I can easily understand that some people want to use every possible pixel for their content, but that option has always been there anyway. (Example: View/FullScreen in Word 2002, or F11 in Firefox 37) And besides, if the menu bar is shown by default, it becomes very easy for someone to use the menu bar to hide it. But when it is hidden by default, the only way to turn it on is to ask a friend or find a website which can show you how.

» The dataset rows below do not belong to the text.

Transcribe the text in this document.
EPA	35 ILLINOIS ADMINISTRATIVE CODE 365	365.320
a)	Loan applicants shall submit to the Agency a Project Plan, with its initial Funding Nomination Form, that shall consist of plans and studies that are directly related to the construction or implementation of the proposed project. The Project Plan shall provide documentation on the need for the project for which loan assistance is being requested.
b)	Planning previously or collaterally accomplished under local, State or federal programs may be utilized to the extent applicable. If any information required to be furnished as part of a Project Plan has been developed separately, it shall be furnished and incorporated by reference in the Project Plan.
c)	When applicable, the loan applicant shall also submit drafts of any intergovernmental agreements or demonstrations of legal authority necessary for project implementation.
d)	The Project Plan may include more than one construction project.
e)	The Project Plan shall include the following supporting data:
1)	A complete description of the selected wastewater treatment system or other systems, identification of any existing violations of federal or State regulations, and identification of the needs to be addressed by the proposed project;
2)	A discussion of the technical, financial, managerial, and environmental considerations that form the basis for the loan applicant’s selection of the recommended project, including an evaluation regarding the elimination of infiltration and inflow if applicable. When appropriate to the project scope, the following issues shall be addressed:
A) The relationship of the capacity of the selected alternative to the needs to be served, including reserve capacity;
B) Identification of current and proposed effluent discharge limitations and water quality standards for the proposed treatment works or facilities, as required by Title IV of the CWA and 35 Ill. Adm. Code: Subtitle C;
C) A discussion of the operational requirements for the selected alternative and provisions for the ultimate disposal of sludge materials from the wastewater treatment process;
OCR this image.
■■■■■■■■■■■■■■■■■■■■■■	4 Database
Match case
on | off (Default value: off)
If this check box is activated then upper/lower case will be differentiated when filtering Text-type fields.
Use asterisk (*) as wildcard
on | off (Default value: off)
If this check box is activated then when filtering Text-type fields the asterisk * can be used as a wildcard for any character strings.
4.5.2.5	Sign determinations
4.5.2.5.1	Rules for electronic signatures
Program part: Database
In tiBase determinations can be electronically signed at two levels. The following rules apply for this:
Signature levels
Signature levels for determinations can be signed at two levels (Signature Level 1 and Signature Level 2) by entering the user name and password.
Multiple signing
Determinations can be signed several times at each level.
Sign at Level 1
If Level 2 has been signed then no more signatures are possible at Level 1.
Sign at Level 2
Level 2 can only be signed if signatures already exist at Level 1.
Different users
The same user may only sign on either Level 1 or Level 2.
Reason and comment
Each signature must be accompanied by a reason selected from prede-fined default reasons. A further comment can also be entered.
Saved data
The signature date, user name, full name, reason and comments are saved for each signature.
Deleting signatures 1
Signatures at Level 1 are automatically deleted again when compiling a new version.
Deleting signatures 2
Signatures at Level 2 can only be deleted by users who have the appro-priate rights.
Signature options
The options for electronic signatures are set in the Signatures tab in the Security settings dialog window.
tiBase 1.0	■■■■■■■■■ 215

So, to repeat my question for factual information: What is the advantage of setting the default value to “hide”?
I don’t have any inside information on this issue, but I think that it’s due to a a desire for software that appears current and fresh among software designers, software reviewers and the general public. It’s just a general fashion trend, the same way bell bottom jeans aren’t popular anymore even though they aren’t worse in any material sense than what exists now. I’d give a root cause of this trend in software designing as the rise of Apple products from a fringe luxury product to the mainstream. Apple’s software has always generally been known as fairly clean and bland (cf. Mac OS X 10.4, released in 2005), and and when Apple became the market leader, everyone else started following their lead.
I’m not sure there is any singular ethic, but it seems to me that the stuff around the content has grown fatter in recent years. Windows 7 (or was it Vista) brought us fat window borders and a thick title bar (I think just so we couldnt fail to notice the Aero transparency), Office 2007 brought us the ribbon menu that takes up a huge strip of valuable screen space…
Scrolling the page is wasted time, just like switching tasks/windows is wasted time. It’s acceptable in places like configuration screens that you only visit a few times, but for the main productive space, clearing away the clutter is not unsensible. It’s what you do in the kitchen and the workshop, so why not on the computer screen?